Ancient Greek Rhetoric in Immersive Virtual Reality

VR simulation of Thersilion on Powerwall

 

The acoustics of ancient Greek theaters and auditoriums have long fascinated archeologists and historians. Researchers using the LCSE-MSI Visualization Laboratory (LMVL) are creating virtual-reality simulations of ancient structures to determine how variables of architecture design affected the sound, sight lines, and behaviors of speakers and listeners in those spaces. This long-term project focuses specifically on structures used for political and legal oratory from the late Archaic, Classical, and Hellenistic periods (500-100 BCE). The MSI PIs are Professor Richard Graff (Writing Studies) and Daniel Keefe (Computer Science and Engineering) and students Kyungyoon Kim, Bret Jackson, and Lauren Thorson. They are collaborating with Christopher Johnstone and Azadeh Rabbani at Pennsylvania State University.

 

This project uses MSI resources to achieve three main goals:

  • Produce and evaluate accurate virtual reconstructions of ancient Greek sites of rhetorical performance
  • Provide an account of how the physical structures influenced the behaviors of speakers and listeners who gathered in them
  • Assess the suitability of the structures as venues of oral performance and group deliberation

 

The first completed virtual-reality simulation is a structure known as “The Thersilion” at the city of Megalopolis in the Peloponnese (southern Greek mainland). Historical records indicate that as many as 10,000 people would attend meetings in this structure.
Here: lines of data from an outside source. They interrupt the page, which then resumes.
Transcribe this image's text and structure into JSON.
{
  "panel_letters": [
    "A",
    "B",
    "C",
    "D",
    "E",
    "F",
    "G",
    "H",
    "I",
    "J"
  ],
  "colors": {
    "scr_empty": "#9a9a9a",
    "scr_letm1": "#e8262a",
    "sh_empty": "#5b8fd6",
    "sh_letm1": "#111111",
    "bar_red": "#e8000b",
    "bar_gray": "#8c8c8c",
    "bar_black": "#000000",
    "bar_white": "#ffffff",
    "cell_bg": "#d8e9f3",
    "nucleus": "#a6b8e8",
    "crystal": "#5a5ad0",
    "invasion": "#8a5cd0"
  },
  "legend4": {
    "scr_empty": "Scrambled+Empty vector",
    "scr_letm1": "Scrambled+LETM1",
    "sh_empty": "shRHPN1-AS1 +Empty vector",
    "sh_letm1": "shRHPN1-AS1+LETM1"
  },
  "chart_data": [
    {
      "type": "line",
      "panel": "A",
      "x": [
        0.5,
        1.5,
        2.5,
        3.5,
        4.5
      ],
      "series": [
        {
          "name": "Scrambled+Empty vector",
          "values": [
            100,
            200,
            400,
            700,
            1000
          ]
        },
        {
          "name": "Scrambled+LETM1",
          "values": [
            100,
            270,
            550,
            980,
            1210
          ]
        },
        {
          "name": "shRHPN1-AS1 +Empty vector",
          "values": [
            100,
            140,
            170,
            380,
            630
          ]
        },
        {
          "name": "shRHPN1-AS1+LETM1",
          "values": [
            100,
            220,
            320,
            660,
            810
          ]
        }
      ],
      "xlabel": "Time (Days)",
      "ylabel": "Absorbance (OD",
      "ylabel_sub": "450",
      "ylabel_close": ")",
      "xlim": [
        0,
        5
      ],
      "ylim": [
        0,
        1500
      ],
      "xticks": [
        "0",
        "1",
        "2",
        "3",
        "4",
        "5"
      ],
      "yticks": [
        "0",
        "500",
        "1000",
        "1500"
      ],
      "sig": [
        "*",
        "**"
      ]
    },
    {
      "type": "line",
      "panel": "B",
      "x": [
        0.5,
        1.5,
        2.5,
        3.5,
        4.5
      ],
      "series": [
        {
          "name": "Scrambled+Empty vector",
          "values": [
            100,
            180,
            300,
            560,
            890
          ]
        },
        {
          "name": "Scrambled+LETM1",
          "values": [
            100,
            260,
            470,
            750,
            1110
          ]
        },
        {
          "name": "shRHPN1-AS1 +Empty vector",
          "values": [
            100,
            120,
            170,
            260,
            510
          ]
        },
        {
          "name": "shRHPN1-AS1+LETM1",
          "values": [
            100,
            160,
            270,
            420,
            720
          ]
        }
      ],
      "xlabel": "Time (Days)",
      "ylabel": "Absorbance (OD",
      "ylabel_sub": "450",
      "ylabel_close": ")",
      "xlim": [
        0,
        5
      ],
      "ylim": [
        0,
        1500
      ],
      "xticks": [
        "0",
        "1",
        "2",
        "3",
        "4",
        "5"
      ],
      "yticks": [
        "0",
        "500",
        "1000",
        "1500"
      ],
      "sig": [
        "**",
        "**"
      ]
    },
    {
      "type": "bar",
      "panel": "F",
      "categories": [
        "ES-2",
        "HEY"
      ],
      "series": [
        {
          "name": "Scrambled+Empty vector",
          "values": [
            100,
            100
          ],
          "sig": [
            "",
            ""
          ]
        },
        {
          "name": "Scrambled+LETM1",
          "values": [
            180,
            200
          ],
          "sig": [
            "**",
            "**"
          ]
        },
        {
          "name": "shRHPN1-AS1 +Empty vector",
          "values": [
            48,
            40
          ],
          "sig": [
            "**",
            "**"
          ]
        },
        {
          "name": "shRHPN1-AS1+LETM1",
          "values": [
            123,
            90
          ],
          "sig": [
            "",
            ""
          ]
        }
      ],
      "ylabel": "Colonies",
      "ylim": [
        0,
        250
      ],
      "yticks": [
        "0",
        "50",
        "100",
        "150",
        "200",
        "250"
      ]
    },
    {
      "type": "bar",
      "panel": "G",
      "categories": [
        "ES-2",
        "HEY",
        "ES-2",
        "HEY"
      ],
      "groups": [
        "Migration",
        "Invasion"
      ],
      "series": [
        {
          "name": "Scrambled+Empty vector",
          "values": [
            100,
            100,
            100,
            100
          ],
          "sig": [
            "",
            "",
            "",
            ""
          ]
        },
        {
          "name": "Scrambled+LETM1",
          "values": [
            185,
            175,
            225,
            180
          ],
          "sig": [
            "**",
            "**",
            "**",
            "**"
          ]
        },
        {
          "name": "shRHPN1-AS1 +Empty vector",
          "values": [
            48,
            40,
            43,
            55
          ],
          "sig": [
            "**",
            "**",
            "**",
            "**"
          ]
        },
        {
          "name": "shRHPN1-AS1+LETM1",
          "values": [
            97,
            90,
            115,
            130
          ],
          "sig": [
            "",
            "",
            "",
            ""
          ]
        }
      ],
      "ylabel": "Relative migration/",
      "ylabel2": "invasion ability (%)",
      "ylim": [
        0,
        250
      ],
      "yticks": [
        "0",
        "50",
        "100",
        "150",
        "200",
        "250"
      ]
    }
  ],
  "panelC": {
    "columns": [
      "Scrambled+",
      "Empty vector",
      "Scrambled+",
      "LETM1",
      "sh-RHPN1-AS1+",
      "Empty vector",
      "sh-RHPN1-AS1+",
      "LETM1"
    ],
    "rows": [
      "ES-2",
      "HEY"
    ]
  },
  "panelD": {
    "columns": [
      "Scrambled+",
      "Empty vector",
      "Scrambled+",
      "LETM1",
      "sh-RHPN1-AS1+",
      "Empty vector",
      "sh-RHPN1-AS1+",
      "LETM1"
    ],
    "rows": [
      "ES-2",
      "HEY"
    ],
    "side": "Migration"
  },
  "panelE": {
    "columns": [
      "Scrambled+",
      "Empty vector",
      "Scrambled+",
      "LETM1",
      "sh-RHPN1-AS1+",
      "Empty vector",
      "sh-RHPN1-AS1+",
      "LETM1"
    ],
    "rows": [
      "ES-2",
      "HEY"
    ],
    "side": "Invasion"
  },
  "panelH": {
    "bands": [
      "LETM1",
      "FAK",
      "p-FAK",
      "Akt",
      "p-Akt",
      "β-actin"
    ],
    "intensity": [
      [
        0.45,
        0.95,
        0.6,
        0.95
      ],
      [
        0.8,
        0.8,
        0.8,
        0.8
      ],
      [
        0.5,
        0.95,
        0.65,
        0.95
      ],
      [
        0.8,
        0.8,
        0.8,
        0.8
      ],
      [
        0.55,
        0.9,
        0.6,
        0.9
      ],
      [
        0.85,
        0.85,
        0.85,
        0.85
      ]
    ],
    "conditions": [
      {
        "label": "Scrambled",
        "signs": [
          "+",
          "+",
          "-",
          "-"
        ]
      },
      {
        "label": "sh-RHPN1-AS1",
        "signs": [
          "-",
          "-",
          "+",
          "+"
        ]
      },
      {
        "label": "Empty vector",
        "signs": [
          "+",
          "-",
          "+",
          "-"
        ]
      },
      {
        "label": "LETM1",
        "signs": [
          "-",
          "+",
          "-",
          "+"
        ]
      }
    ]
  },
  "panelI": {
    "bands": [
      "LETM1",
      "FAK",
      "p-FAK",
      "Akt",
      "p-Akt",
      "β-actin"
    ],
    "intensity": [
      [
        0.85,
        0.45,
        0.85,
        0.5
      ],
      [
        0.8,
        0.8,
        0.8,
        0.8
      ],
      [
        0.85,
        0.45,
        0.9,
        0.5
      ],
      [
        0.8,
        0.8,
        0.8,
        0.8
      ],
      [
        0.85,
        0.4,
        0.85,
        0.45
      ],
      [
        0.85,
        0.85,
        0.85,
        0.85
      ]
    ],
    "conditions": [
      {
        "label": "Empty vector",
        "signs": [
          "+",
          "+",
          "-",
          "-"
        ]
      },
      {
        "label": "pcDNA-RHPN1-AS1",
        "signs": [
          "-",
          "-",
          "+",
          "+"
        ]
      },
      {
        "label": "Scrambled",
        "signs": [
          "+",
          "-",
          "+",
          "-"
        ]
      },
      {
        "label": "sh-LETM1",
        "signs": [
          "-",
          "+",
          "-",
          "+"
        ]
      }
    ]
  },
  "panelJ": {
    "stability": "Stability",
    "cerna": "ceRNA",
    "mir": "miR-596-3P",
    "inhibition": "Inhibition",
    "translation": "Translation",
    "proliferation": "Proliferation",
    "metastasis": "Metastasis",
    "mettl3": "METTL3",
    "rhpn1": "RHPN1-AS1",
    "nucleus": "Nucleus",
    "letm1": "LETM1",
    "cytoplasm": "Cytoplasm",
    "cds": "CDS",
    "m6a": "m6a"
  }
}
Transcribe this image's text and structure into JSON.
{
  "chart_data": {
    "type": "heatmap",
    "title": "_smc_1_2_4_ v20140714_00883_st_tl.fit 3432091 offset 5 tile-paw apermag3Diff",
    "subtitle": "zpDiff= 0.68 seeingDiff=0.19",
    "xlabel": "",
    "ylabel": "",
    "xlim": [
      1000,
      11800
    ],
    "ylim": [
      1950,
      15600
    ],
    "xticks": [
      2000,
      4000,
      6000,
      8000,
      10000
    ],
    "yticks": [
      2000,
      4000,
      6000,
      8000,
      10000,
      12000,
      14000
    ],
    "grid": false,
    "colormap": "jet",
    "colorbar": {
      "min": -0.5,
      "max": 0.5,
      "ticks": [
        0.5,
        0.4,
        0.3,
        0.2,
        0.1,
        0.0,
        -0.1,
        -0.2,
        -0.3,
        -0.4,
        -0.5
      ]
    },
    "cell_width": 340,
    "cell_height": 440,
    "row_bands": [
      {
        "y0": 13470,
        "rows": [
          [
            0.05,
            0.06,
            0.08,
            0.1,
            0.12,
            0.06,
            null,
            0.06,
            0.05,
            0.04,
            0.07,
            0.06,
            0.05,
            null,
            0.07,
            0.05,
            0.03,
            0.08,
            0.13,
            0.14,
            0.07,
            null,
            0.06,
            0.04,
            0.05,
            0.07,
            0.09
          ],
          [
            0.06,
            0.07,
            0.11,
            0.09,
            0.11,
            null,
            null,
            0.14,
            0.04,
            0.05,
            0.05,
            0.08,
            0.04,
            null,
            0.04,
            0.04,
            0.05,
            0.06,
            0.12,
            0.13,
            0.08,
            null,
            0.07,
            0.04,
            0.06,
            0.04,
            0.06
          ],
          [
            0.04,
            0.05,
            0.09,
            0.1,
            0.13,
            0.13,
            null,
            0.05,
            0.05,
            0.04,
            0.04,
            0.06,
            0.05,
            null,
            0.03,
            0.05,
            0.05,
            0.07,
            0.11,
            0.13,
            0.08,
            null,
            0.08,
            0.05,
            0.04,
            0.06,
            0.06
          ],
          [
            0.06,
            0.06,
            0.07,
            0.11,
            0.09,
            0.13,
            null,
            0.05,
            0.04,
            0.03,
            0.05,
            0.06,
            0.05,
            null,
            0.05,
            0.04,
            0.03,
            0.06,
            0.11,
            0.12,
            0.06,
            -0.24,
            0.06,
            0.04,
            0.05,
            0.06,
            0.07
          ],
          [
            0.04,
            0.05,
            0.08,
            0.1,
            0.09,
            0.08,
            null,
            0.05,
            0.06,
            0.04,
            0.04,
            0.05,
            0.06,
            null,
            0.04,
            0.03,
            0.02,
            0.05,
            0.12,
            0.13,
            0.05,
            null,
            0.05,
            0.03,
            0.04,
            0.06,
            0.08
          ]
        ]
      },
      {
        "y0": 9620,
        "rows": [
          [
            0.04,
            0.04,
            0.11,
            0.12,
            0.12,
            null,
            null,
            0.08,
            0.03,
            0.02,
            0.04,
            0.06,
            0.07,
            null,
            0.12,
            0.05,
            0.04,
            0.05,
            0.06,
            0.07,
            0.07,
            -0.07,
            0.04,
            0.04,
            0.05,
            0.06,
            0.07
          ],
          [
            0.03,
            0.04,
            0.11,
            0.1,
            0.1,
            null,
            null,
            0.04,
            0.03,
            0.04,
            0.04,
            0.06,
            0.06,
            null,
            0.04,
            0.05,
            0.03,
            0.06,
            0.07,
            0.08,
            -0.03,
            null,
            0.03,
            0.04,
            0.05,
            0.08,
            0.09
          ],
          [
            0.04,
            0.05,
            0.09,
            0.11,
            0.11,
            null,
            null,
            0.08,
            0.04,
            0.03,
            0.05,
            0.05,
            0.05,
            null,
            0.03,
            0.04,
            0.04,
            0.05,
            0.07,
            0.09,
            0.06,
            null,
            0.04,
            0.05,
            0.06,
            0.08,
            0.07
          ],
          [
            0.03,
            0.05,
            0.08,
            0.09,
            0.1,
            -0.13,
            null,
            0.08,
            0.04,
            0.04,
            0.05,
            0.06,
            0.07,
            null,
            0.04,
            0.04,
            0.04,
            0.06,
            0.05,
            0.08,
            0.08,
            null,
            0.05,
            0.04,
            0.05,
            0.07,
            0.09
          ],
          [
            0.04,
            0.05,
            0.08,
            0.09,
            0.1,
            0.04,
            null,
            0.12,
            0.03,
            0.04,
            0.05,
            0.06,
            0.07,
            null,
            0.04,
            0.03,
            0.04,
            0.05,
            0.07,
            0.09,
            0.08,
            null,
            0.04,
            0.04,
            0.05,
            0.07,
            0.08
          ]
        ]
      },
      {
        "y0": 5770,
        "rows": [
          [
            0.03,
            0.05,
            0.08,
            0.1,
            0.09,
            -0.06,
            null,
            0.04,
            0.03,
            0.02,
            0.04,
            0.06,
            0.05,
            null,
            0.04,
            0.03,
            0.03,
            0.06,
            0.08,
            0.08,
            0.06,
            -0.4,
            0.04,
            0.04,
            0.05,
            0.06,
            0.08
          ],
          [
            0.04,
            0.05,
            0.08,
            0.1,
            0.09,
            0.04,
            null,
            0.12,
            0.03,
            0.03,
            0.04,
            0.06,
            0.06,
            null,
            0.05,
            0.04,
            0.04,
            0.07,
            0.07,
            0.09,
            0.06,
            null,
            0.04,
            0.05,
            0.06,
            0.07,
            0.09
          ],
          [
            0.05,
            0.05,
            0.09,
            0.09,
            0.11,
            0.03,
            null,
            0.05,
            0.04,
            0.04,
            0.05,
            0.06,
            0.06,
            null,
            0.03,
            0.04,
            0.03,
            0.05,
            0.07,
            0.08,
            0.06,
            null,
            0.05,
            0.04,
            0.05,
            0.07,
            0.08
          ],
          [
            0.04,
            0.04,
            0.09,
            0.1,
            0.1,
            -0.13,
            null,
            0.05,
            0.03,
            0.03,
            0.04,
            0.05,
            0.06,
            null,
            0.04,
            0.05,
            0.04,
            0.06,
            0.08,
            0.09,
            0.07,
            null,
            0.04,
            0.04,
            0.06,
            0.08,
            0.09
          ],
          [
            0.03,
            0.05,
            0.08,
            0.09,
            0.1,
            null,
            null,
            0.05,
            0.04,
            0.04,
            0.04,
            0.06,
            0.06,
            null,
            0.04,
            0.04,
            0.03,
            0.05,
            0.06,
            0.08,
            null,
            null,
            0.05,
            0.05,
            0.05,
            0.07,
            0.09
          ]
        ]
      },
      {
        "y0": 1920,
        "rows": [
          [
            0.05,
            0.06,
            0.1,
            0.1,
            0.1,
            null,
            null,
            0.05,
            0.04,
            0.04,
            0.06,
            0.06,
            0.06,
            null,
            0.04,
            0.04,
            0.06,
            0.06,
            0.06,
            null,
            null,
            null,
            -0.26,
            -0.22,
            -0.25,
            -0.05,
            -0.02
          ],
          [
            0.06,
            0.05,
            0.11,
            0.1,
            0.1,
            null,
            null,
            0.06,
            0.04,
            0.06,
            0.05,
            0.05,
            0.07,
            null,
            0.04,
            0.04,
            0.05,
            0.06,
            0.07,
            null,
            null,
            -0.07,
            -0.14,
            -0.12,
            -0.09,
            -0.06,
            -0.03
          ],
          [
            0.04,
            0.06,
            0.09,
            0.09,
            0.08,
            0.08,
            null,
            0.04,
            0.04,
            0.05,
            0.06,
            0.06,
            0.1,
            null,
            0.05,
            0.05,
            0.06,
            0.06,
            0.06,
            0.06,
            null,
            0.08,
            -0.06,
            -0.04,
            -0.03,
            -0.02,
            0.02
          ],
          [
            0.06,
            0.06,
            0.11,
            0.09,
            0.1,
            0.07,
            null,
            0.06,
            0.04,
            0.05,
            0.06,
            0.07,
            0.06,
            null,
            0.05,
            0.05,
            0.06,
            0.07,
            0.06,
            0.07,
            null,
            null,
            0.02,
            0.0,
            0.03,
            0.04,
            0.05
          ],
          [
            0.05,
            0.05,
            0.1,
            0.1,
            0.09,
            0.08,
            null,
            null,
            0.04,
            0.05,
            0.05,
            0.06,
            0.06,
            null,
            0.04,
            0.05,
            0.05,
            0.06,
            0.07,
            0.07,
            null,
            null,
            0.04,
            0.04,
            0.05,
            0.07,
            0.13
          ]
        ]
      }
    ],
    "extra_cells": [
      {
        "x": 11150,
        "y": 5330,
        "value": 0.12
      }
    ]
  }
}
The group has developed a model for generating reliable estimates of capacity in which virtual audiences of various sizes are visualized from a top-down perspective and an immersive, first-person perspective. The image above shows this simulation on the LMVL’s Powerwall.

 

A poster about this research was presented by lead author Kyungyoon Kim at the 2012 MSI Research Exhibition in April 2012. It was selected as a finalist in the poster competition.